The file reads the data and sends it to the tJavaFlex. You carry out the JSON creation there. The tFlowToIterate will cause the tRest to be fired for each row. The tRest's Http Body would be set to the value of the JSON string. Let's say the JSON String is set to column "myJSON" and the row connecting the tJavaFlex to the tFlowToIterate is called "row1", then you would put the following in the tRest's Http Body.....

((String)globalMap.get("row1.myJSON"))

I see you are having an issue with the JSON format. Given what you have shown, it could be created as follows....

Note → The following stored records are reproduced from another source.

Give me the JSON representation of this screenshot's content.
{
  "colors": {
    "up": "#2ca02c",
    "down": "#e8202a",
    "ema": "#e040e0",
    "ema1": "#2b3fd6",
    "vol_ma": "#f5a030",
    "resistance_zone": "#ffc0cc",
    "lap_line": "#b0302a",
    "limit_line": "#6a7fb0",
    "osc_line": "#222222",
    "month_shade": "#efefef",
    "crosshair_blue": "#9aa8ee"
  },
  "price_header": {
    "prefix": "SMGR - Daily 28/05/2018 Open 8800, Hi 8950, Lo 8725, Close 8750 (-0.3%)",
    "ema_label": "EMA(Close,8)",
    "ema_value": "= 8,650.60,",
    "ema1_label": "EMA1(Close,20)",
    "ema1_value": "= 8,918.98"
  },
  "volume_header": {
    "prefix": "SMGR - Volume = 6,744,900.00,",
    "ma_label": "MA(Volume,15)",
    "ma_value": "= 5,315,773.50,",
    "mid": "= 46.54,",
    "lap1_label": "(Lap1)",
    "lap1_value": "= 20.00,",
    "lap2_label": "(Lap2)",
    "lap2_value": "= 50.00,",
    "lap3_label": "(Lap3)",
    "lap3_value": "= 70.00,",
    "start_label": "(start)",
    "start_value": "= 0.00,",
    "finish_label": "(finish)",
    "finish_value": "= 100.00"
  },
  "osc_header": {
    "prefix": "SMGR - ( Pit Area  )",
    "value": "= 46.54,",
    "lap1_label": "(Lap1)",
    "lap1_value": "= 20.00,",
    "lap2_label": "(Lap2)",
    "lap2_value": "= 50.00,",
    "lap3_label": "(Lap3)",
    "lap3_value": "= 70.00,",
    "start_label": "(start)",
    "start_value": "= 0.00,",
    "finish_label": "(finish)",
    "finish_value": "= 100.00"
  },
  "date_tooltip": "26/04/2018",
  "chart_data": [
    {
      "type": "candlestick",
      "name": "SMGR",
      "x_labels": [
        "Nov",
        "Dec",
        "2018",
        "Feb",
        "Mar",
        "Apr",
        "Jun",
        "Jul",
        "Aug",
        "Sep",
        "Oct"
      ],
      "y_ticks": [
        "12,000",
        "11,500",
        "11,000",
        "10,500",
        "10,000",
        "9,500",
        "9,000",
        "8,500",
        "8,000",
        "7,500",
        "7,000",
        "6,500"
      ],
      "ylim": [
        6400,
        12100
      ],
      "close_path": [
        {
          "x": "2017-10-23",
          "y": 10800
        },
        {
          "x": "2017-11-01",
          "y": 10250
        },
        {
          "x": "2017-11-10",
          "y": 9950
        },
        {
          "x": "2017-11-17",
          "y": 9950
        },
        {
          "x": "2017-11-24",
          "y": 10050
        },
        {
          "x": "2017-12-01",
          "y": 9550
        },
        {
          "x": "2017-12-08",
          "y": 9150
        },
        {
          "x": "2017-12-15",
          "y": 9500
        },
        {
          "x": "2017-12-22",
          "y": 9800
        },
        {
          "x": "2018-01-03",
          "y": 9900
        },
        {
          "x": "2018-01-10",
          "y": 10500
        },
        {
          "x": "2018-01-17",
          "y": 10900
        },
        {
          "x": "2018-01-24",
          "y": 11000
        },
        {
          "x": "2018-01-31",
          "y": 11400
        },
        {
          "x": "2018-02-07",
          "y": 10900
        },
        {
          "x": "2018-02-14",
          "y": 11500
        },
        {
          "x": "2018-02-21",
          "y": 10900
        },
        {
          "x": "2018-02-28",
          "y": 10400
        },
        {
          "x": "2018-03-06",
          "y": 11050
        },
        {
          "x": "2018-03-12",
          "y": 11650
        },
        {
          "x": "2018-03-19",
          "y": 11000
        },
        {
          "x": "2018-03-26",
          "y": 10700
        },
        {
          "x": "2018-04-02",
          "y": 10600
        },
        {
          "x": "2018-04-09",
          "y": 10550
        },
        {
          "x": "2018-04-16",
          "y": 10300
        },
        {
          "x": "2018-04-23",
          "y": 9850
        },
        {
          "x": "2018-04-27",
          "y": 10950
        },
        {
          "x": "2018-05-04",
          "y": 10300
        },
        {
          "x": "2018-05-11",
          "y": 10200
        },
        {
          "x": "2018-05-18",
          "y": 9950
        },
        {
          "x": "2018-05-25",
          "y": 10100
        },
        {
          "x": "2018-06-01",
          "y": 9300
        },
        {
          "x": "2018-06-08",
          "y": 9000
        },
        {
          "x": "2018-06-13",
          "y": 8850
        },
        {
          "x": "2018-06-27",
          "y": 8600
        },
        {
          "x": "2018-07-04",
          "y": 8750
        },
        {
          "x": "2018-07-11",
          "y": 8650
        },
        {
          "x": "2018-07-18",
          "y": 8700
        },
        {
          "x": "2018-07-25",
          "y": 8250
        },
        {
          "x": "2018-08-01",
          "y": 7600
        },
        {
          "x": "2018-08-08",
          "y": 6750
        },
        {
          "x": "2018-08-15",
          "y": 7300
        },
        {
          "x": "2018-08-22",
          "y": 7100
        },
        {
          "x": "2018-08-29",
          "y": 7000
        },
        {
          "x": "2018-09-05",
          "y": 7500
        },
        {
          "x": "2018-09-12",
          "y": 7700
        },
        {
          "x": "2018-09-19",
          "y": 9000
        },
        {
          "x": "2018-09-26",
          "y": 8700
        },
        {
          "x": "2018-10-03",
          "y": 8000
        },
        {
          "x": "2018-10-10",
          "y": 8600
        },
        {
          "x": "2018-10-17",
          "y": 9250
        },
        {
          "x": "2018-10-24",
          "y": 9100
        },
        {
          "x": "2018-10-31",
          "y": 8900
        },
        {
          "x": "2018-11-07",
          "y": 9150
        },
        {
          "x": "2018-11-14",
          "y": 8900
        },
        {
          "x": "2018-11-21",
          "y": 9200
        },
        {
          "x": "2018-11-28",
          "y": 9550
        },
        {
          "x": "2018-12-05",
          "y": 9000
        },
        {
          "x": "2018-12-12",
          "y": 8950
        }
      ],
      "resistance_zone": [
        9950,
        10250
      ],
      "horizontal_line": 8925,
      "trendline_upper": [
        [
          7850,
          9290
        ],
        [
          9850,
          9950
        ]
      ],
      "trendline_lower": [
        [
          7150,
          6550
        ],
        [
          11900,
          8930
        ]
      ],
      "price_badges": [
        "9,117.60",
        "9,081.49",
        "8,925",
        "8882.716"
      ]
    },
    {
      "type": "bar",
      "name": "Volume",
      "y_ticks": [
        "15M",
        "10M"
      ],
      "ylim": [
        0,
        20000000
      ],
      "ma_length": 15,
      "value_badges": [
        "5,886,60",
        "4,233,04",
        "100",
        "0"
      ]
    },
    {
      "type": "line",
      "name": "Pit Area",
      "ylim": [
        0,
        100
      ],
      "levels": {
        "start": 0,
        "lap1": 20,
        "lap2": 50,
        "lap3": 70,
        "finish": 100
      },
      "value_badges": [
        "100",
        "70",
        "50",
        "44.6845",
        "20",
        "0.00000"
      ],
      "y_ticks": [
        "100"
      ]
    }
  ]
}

String myJSON = "[ {\"metric\":\"test_3\",\"value\":\"299\",\"timestamp\":1493805152,\"tags\":{\"Spec\":\"Matthieu\"}}]";


Of course, you won't want to hard code the values, so if the values are coming in columns from your input file (as I assume), your code might look like this....

 

String myJSON = "[ {\"metric\":\""+row.column1+""\",\"value\":\""+row.column2+"\",\"timestamp\":"+row.column3+",\"tags\":{\""+row.column4+"\":\""+row.column5+"\"}}]";

This is code I have put together without testing, so there may be some bugs, but essentially you just need to be aware of quotes ("). If your String needs quotes, you need to escape them using a backslash (\). So if you want the following String exactly....

Hello "John" how are you?

You would create it.....

String myString = "Hello \"John\" how are you?";


I may have missed something a bit more complex (I can't see inside your component config) but I think the file creation and reading is probably where your code is slowing down. Calling the service is also going to slow things down a little. Is there any way to batch up your requests?

Anonymous
Not applicable
Author

Hi,

 

The problem is just sending data fast in OTSDB.

 

I tried your solution, but the tRest doesn't send data in OTSDB, I think it's a wrong parameter, this is my job and the tRest:

0683p000009Ltvr.png0683p000009Ltvo.png

Talend tells me they are no error, but OTSDB not received the data.

 

I will try to solve the problem tomorrow, but if you have an idea, I'm listening to you.